In the equivalent REST API you would probably have to go far far out of your way to expose users order information in a reviews API, whereas in graphql that is the default.

In a typical REST application, it is enough to ask "does this user have permission to take this action".

In graphql, the question is rather different. It is "does this user have permission to access this data irrespective of the action they are taking", and you have to both ask that question and answer it correctly for everything in your graph.



If you go back to the early stuff coming out of Facebook about GraphQL, it was designed to roll up all the REST services (or similar) into a single request for high latency clients. Occupying what has become known as the backends for frontends (BFF) layer.

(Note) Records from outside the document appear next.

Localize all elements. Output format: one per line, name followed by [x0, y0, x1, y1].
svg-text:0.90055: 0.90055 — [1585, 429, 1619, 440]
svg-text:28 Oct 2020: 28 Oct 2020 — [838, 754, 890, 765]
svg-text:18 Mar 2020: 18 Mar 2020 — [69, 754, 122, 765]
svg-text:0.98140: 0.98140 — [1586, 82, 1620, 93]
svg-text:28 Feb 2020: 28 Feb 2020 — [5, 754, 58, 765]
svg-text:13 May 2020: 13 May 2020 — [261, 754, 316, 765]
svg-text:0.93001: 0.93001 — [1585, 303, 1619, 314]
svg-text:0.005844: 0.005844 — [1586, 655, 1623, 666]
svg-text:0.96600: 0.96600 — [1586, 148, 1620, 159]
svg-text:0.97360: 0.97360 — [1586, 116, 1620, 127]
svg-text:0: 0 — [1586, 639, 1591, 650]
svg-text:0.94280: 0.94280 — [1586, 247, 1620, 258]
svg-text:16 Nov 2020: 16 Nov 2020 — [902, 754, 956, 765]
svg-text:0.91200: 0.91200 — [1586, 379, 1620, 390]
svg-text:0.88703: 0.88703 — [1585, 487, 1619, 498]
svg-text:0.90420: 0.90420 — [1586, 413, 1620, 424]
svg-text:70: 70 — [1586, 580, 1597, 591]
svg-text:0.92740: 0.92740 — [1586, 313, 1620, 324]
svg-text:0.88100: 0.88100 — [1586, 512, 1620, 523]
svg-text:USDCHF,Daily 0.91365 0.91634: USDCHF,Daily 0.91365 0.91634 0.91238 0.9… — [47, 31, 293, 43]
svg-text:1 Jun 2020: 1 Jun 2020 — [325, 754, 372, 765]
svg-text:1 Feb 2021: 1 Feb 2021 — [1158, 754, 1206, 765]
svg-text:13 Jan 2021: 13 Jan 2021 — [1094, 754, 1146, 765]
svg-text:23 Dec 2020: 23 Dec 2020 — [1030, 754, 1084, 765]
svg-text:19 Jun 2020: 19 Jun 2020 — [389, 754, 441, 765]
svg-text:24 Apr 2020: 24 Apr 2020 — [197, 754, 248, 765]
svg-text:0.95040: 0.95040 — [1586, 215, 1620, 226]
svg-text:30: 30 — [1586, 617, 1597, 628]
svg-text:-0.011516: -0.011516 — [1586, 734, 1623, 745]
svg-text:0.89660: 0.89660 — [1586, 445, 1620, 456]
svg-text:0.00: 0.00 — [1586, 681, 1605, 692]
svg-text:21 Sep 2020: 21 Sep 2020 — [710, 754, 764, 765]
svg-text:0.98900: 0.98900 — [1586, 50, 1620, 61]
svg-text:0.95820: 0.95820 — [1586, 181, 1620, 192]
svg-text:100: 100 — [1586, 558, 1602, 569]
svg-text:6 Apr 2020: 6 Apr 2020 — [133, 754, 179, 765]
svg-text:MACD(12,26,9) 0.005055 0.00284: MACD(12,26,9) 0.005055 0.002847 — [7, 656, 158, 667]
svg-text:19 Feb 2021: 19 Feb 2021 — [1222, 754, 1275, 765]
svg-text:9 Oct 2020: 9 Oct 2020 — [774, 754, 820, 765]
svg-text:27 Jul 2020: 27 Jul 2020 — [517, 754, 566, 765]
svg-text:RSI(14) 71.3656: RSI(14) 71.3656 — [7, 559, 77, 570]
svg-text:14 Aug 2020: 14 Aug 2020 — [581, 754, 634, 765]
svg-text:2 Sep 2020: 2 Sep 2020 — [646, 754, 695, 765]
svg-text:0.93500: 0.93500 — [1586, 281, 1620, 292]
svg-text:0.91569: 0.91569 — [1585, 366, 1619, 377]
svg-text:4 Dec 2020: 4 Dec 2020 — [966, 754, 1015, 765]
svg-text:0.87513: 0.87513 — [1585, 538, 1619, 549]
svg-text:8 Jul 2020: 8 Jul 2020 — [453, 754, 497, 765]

In theory, it should be just as obvious either way as your actual services are going to be REST (or similar) either way. I recognize that some people have started using it as a poor man's SQL, but that's not really what it is for.


In the wild, I primarily have seen graphql implemented instead of, or perhaps next to, REST. Not on top of REST.

I'm not sure what you mean about a poor man's SQL. Whether it's backed by micro-services via REST, or just a graphql API in a single app, the value prop for frontend<>backend communication is the same. It's not "using graphql wrong" to not have a micro service architecture.


Using it as a poor man’s SQL was addressed, but using it that way doesn’t mean that’s what it is for.